И мы вышли в толпу жаждущих пляски, и музыка взяла нас и закружила, Доктор, смеясь, показывал мне белые зубы. Он танцевал хорошо, очень хорошо, и черная мантия взмывала и опадала, и это мне напомнило что-то… что? Я снова присмотрелась к подбородку, к улыбке, к раскованным движениям его рук.

Нет, не может быть.

Бред же.

И я подпрыгивала и кружилась, а сама думала: правда или нет, он или не он?

Танец закончился, Доктор глубоко поклонился мне.

— Вы прекрасны, моя Коломбина. Будьте моей, раз уж Арлекин за вами не пришел?

— Слишком уж быстро, Грациано! — я приглядывалась и прислушивалась, пытаясь понять, верна ли моя догадка. — Впрочем, отчего бы не подразнить Арлекина? Может, он скорее вспомнит о своей любви ко мне. Прогуляйтесь, со мной на балкон.

Балкон, увитый плющом, тянулся ; по всей длине зала, туда выходили подышать свежим воздухом нетрезвые гости и влюбленные парочки.

— Там, снаружи, дождь, — предупредил меня Доктор.

— Вот и хорошо.

Про себя я подумала, что дождь — гарантия, что на балконе никого нет.

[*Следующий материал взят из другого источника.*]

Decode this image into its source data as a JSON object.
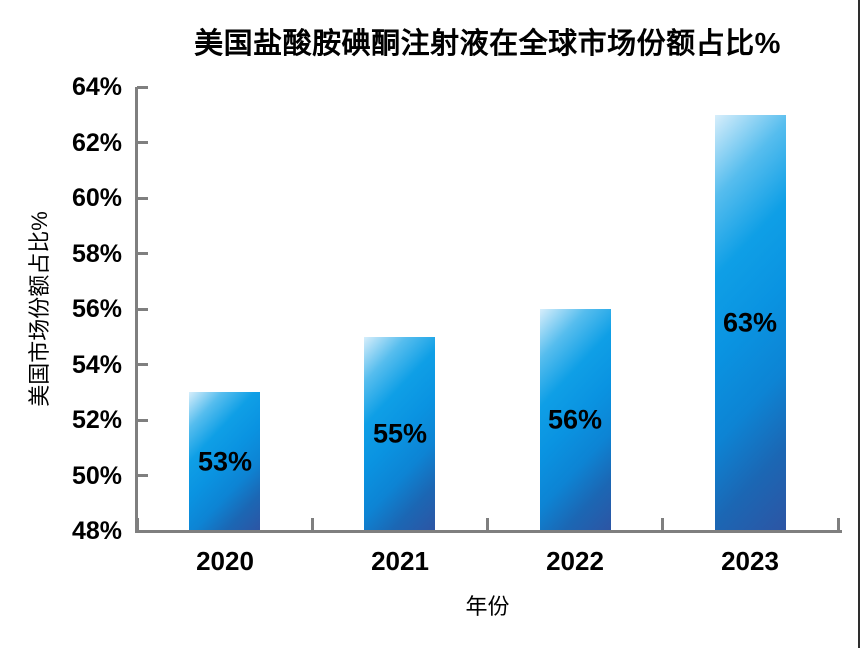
{
  "page": {
    "background_color": "#ffffff",
    "right_edge_line_color": "#2e2e2e"
  },
  "chart_data": {
    "type": "bar",
    "title": "美国盐酸胺碘酮注射液在全球市场份额占比%",
    "categories": [
      "2020",
      "2021",
      "2022",
      "2023"
    ],
    "values": [
      53,
      55,
      56,
      63
    ],
    "data_labels": [
      "53%",
      "55%",
      "56%",
      "63%"
    ],
    "xlabel": "年份",
    "ylabel": "美国市场份额占比%",
    "ylim": [
      48,
      64
    ],
    "ytick_step": 2,
    "ytick_labels": [
      "64%",
      "62%",
      "60%",
      "58%",
      "56%",
      "54%",
      "52%",
      "50%",
      "48%"
    ],
    "grid": false,
    "legend": false,
    "axis_color": "#7f7f7f",
    "text_color": "#000000",
    "bar_gradient": [
      "#d7eefb",
      "#56bdee",
      "#0f9fe6",
      "#0a93e1",
      "#0d84d4",
      "#1b67b4",
      "#2d55a4"
    ]
  }
}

— Как пожелаете, Коломбина.

Он подал мне руку и пошел туда, куда я указала, невозмутимый слуга распахнул перед нами дверь в осеннюю темноту.

Вдоль перил горело несколько факелов на высоких подставках, пламя шипело, когда на него попадали капли. Дождь сыпался мелкий, невесомый и благодаря выступу под окнами следующего этажа на балкон почти не залетал. Я выпустила руку Доктора и направилась в дальний угол, где было потемнее и плющ, изрядно уже подмороженный, рос особенно густо. Грациано шел за мной, стуча сапогами, под балконом веселились слуги — эти окна особняка выходили во внутренний двор, за которым располагались подсобные помещения.

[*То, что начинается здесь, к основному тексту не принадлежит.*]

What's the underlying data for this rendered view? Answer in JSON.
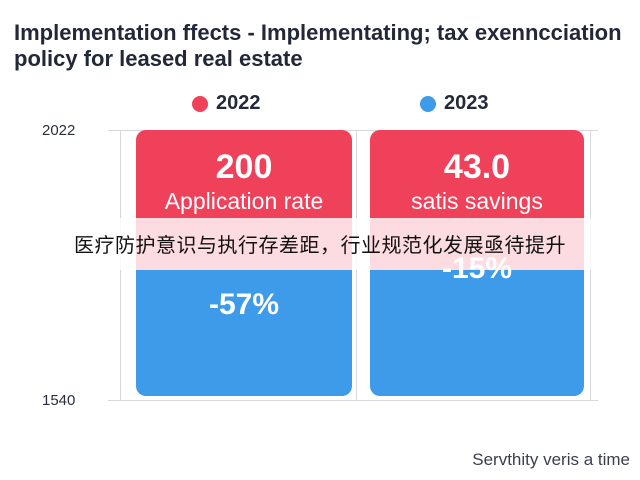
{
  "chart": {
    "title": "Implementation ffects - Implementating; tax exenncciation policy for leased real estate",
    "legend": [
      {
        "label": "2022",
        "color": "#f0415a"
      },
      {
        "label": "2023",
        "color": "#3d9be9"
      }
    ],
    "y_ticks": [
      "2022",
      "1540"
    ],
    "footer": "Servthity veris a time",
    "overlay": "医疗防护意识与执行存差距，行业规范化发展亟待提升"
  },
  "chart_data": {
    "type": "bar",
    "title": "Implementation ffects - Implementating; tax exenncciation policy for leased real estate",
    "series": [
      {
        "name": "2022",
        "color": "#f0415a"
      },
      {
        "name": "2023",
        "color": "#3d9be9"
      }
    ],
    "panels": [
      {
        "top_value": "200",
        "top_label": "Application rate",
        "bottom_value": "-57%",
        "top_color": "#f0415a",
        "bottom_color": "#3d9be9"
      },
      {
        "top_value": "43.0",
        "top_label": "satis savings",
        "bottom_value": "-15%",
        "top_color": "#f0415a",
        "bottom_color": "#3d9be9"
      }
    ],
    "y_tick_labels": [
      "2022",
      "1540"
    ],
    "xlabel": "",
    "ylabel": ""
  }
}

Я остановилась и повернулась к Доктору. Его масочный нос напоминал клюв; я потянулась, ухватилась за этот нос и сняла с него маску.

— Так не годится, — огорчился отец Реми.

— Вы с ума сошли? — спросила я.

Мы стояли друг напротив друга, напряженные, как две изготовившиеся к битве кошки, отец Реми молчал.

— Вы пьяны? — продолжила я, кладя маску на широкие перила. — Да что на вас нашло, черт побери? Как вы тут оказались?

— Приехал вместе с вашей мачехой.

Мачеха задержалась и отправилась на маскарад уже после того, как я покинула дом, а священник, значит, с нею напросился.

— Она вас взяла с собою в таком виде?!

— Неплохой костюмчик, верно? — он ухмыльнулся, как истинный фигляр. — Нет, ехал сюда я в благочестивой сутане. Но в особняке его светлости все для дорогих гостей — мне удалось переодеться и на время из сутаны сбежать.

Отец Реми сделал шаг ко мне, теперь нас разделяло несколько дюймов свободного пространства — как раз для моих юбок.

— Помните, вы говорили о том, что мне никуда из нее не деться? В общем-то, вы правы, Маргарита. Но иногда, очень редко, я могу про нее позабыть. Как сегодня, например.

— Вы сумасшедший, — сказала я, глядя на него во все глаза.

Он протянул руку и взял меня за подбородок своими обтянутыми шелком пальцами, и даже через ткань меня обожгло.

— Да? — немного удивленно сказал отец Реми. — Так вы считаете меня безумным? Только потому, что иногда я имею честь казаться не тем, кто я есть? Да кому бы говорить, дочь моя Мари-Маргарита.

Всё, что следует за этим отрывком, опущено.